Tuesday, July 23, 2019

Travelling Hopefully - KL on the Bounce Edition

Travelling from Penang to Kuala Lumpur gave us our first taste of Malaysia’s intercity bus service.  I’m not sure whether it was the road or the suspension but we bounced down the motorway like a kangaroo.  Still the seats were reasonably comfortable, the air conditioning was first rate and the bus was large enough to shrug off a collision with anything smaller than an eighteen wheeler.

Armoured thus against the world we bounced into Kuala Lumpur mid afternoon and were promptly deposited in front of another Travel Lodge.  Darkness fell upon the faces of the people and loud was the wailing but this one seemed in less danger of imminent collapse than the one in Penang and better cleaned as well.  Pleasantly surprised we hurled our luggage to the far corners of our rooms and set out to see KL’s tallest building, the Petronas Twin Towers.  This is pretty much obligatory in Kuala Lumpur.  Not to see it would be like going to Paris and not being robbed by Romanians on the Champs Élysées.

It is actually worth a look, especially at night when it’s all lit up and looking it’s best.  There’s a nice park surrounding it through which people insisted on jogging despite the heat, humidity and prevailing air quality.  I hope jogging is good for your health because simply participating in the act in KL must shave six months off your life expectancy.

Eventually after the excitement of looking at a really tall building began to wear thin but just before we started rioting our tour leader took us to the Chinese market where we had the opportunity to haggle for stuff no one would ever want and to pay full price for some truly amazing food.  I and a few others went to a Malaysian fondue shop, it was the best meal I’d eaten in Malaysia so far.  The next day it would face some pretty stiff competition.

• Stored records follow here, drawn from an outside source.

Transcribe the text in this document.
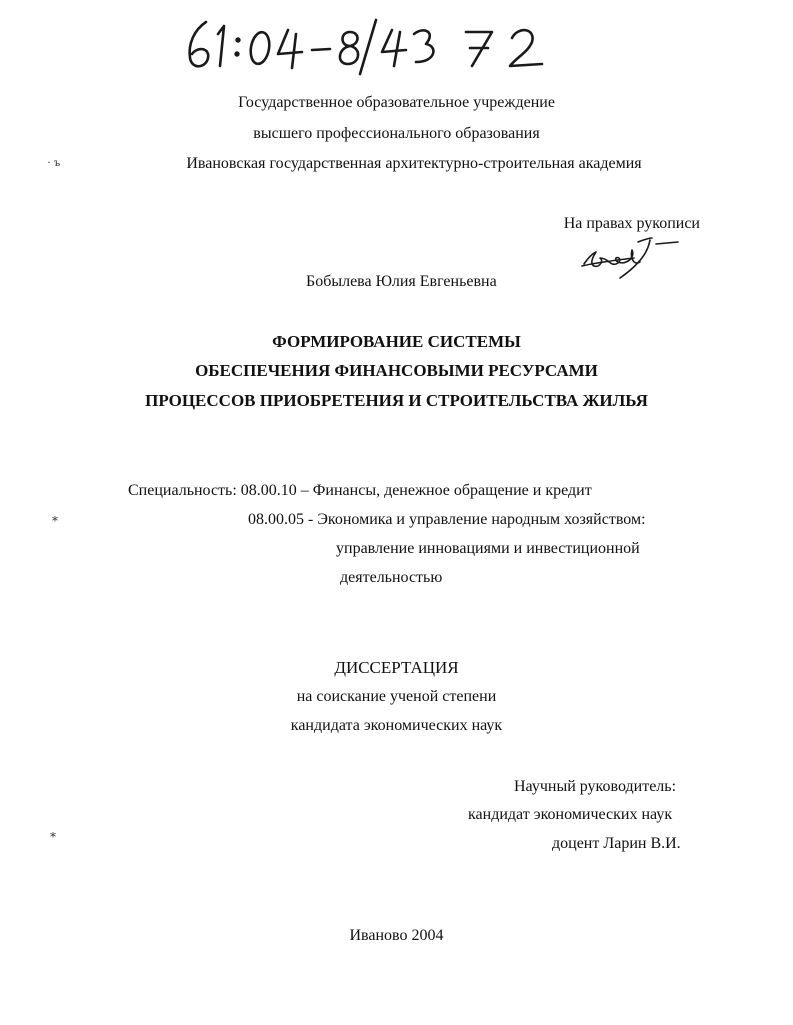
Государственное образовательное учреждение
высшего профессионального образования
Ивановская государственная архитектурно-строительная академия
· ъ
На правах рукописи
Бобылева Юлия Евгеньевна
ФОРМИРОВАНИЕ СИСТЕМЫ
ОБЕСПЕЧЕНИЯ ФИНАНСОВЫМИ РЕСУРСАМИ
ПРОЦЕССОВ ПРИОБРЕТЕНИЯ И СТРОИТЕЛЬСТВА ЖИЛЬЯ
Специальность: 08.00.10 – Финансы, денежное обращение и кредит
08.00.05 - Экономика и управление народным хозяйством:
управление инновациями и инвестиционной
деятельностью
⁎
ДИССЕРТАЦИЯ
на соискание ученой степени
кандидата экономических наук
Научный руководитель:
кандидат экономических наук
доцент Ларин В.И.
⁎
Иваново 2004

The next day we went out for breakfast, which is to say we went on a walking tour around the Little India section of Kuala Lumpur and stuffed ourselves silly at the local street vendors we were taken to.  By the end of it we weren’t walking any more, we were being rolled through the streets of KL like barrels.  Our local guides provided us with interesting details about life in their community to all of which we listened in an advanced state of food coma and made helpful comments like, “more curry puffs”.  Eventually they gave up and just tried to murder us with food.  We all survived but it was touch and go for a few of us.

Later to aid digestion (or possibly because we were incapable of walking) we had ourselves hoisted onto a hop on/hop off bus that wandered around KL traffic permitting.  I got off at the National Museum accompanied by a Transylvanian German of my (rather brief) acquaintance.  The National Museum is actually very well laid out and quite interesting.  Also it’s air conditioned a not insignificant selling point if you happen to be in the area.  The main part of the museum is divided into four parts (Gaul only managed three).  There is prehistoric Malaysia, with bones of really old things whose descendants would evolve into humans.  There was the Golden Age a period of self rule sufficiently far in the past so that nobody can dispute you when you call the age “golden”.  After that was the colonial period when the Portuguese, the Dutch and (coming uncharacteristically late to the colonial exploitation party) the British all attempted to make a buck out of Malaysia whether the locals liked it or not.

My companion became quite upset upon learning the tale of greed, violence, ruthlessness and duplicity which collectively can be defined as the Golden Age of the British Empire.  I didn’t attempt to defend the actions of my notional forebears (because they were indefensible).  It was pure diplomacy on my part that prevented me from mentioning that without a certain amount of colonisation “Transylvanian German” would be a contradiction in terms.  Well diplomacy plus the fact that she announced that she shared a birth place with Dracula with such lip smacking relish that I decided not to push my luck too far.